A computational macroscale model for the time fractional poroelasticity problem in fractured and heterogeneous media

TL;DR

This paper develops a multiscale computational model for time fractional poroelasticity in fractured heterogeneous media, combining fractional calculus, fracture modeling, and multiscale finite element methods to efficiently simulate complex subsurface processes.

Contribution

It introduces a novel multiscale approach incorporating fractional derivatives and fracture modeling, enabling accurate coarse-grid simulations of complex poroelastic media.

Findings

The method achieves good accuracy with fewer multiscale basis functions.

Numerical results validate the effectiveness of the proposed approach.

Error analysis demonstrates the method's robustness across different fractional powers.

Abstract

In this work, we introduce a time memory formalism in poroelasticity model that couples the pressure and displacement. We assume this multiphysics process occurs in multicontinuum media. The mathematical model contains a coupled system of equations for pressures in each continuum and elasticity equations for displacements of the medium. We assume that the temporal dynamics is governed by fractional derivatives following some works in the literature. We derive an implicit finite difference approximation for time discretization based on the Caputo time fractional derivative. A Discrete Fracture Model (DFM) is used to model fluid flow through fractures and treat the complex network of fractures. We assume different fractional powers in fractures and matrix due to slow and fast dynamics.

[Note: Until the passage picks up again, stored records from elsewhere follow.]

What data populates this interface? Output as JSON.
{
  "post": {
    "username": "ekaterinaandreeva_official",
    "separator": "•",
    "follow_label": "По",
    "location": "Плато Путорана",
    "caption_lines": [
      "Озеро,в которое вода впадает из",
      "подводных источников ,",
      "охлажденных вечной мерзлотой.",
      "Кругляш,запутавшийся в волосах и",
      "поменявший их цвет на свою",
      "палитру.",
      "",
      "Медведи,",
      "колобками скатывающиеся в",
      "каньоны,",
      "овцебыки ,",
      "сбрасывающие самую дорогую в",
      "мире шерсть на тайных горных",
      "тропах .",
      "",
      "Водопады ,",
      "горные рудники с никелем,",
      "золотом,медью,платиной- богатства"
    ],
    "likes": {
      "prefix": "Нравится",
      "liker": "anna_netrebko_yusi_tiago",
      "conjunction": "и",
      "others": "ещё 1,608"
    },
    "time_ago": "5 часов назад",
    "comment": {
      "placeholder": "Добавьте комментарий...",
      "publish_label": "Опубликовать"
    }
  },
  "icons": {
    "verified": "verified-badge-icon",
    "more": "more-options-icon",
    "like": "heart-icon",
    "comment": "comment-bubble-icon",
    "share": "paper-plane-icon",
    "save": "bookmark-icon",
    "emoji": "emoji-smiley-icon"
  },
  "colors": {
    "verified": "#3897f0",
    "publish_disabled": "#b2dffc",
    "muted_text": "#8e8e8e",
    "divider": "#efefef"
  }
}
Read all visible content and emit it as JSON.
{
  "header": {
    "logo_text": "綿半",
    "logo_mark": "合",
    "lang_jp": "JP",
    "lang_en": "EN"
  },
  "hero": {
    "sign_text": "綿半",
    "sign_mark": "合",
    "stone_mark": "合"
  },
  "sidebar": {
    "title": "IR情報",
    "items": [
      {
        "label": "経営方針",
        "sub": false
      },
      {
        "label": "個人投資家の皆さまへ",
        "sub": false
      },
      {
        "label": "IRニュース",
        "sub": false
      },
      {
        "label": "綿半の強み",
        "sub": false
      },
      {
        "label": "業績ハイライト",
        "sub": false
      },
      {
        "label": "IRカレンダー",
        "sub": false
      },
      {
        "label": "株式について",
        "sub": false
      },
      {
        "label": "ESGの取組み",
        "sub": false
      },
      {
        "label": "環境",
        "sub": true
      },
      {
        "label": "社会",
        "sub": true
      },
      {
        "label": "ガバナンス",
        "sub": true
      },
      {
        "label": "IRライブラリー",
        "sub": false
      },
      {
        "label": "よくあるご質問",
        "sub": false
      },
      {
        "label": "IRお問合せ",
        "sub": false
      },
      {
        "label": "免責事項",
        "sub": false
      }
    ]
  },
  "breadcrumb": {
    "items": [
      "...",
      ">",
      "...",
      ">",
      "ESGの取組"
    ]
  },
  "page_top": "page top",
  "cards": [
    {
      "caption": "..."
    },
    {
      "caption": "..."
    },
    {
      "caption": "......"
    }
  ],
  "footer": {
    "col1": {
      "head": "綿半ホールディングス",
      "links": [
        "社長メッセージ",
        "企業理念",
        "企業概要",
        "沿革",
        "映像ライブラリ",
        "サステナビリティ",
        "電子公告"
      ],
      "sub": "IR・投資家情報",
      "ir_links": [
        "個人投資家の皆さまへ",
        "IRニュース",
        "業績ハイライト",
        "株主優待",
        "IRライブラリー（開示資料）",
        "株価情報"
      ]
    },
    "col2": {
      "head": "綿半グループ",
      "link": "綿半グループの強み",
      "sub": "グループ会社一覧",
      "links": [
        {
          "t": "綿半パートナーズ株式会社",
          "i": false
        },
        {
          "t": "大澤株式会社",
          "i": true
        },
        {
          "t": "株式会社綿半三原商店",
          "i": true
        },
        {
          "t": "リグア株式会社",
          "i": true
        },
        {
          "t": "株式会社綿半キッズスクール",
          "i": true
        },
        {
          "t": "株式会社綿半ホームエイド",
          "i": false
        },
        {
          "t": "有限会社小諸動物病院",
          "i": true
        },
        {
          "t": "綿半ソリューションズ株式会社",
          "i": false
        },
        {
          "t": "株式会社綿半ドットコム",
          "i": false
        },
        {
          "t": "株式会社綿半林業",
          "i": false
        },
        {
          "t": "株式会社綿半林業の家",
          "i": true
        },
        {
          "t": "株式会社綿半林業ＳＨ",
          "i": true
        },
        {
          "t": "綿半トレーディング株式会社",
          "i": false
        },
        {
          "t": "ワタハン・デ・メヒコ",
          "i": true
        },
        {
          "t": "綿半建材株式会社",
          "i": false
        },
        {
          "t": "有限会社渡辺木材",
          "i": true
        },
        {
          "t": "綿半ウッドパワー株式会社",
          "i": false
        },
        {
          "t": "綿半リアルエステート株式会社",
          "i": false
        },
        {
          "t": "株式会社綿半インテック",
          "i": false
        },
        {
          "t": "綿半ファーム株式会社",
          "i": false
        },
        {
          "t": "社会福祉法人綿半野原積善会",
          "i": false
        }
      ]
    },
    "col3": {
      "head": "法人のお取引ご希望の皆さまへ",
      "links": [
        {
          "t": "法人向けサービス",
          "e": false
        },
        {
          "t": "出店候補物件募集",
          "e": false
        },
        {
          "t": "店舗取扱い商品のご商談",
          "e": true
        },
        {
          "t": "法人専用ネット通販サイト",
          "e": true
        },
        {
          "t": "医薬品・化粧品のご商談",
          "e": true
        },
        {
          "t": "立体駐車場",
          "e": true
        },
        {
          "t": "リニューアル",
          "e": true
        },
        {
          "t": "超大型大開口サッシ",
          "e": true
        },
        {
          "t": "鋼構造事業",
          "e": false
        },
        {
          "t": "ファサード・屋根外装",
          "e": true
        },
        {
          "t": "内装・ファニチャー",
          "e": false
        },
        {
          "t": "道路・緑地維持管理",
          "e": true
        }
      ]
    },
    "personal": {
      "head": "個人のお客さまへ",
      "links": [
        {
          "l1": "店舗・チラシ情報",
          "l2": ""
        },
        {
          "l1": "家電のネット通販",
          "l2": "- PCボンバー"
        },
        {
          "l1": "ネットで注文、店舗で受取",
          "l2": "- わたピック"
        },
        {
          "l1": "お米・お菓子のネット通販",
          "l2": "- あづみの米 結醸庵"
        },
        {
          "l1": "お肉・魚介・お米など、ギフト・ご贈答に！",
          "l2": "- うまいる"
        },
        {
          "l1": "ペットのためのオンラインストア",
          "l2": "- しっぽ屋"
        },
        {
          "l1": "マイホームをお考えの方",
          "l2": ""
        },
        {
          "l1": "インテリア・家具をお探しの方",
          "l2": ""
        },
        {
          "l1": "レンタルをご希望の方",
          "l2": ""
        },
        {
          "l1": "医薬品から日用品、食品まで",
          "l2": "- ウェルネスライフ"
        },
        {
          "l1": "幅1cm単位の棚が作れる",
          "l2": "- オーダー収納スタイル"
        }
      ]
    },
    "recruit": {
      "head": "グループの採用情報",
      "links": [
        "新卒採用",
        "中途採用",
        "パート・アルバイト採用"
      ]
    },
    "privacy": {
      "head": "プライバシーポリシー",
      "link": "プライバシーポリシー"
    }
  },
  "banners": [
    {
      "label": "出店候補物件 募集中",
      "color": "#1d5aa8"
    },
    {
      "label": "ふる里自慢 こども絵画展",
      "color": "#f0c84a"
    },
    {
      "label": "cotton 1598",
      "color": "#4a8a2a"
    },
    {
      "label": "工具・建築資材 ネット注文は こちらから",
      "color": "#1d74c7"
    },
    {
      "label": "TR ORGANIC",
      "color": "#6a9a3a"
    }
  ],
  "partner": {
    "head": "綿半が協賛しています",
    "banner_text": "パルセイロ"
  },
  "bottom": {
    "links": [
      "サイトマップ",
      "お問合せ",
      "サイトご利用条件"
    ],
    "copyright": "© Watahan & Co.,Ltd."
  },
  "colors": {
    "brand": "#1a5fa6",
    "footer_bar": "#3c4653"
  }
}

We develop a coarse grid approximation based on the Generalized Multiscale Finite Element Method (GMsFEM), where we solve local spectral problems for construction of the multiscale basis functions. We present numerical results for the two-dimensional model problems in fractured heterogeneous porous media. We investigate error analysis between reference (fine-scale) solution and multiscale solution with different numbers of multiscale basis functions. The results show that the proposed method can provide good accuracy on a coarse grid.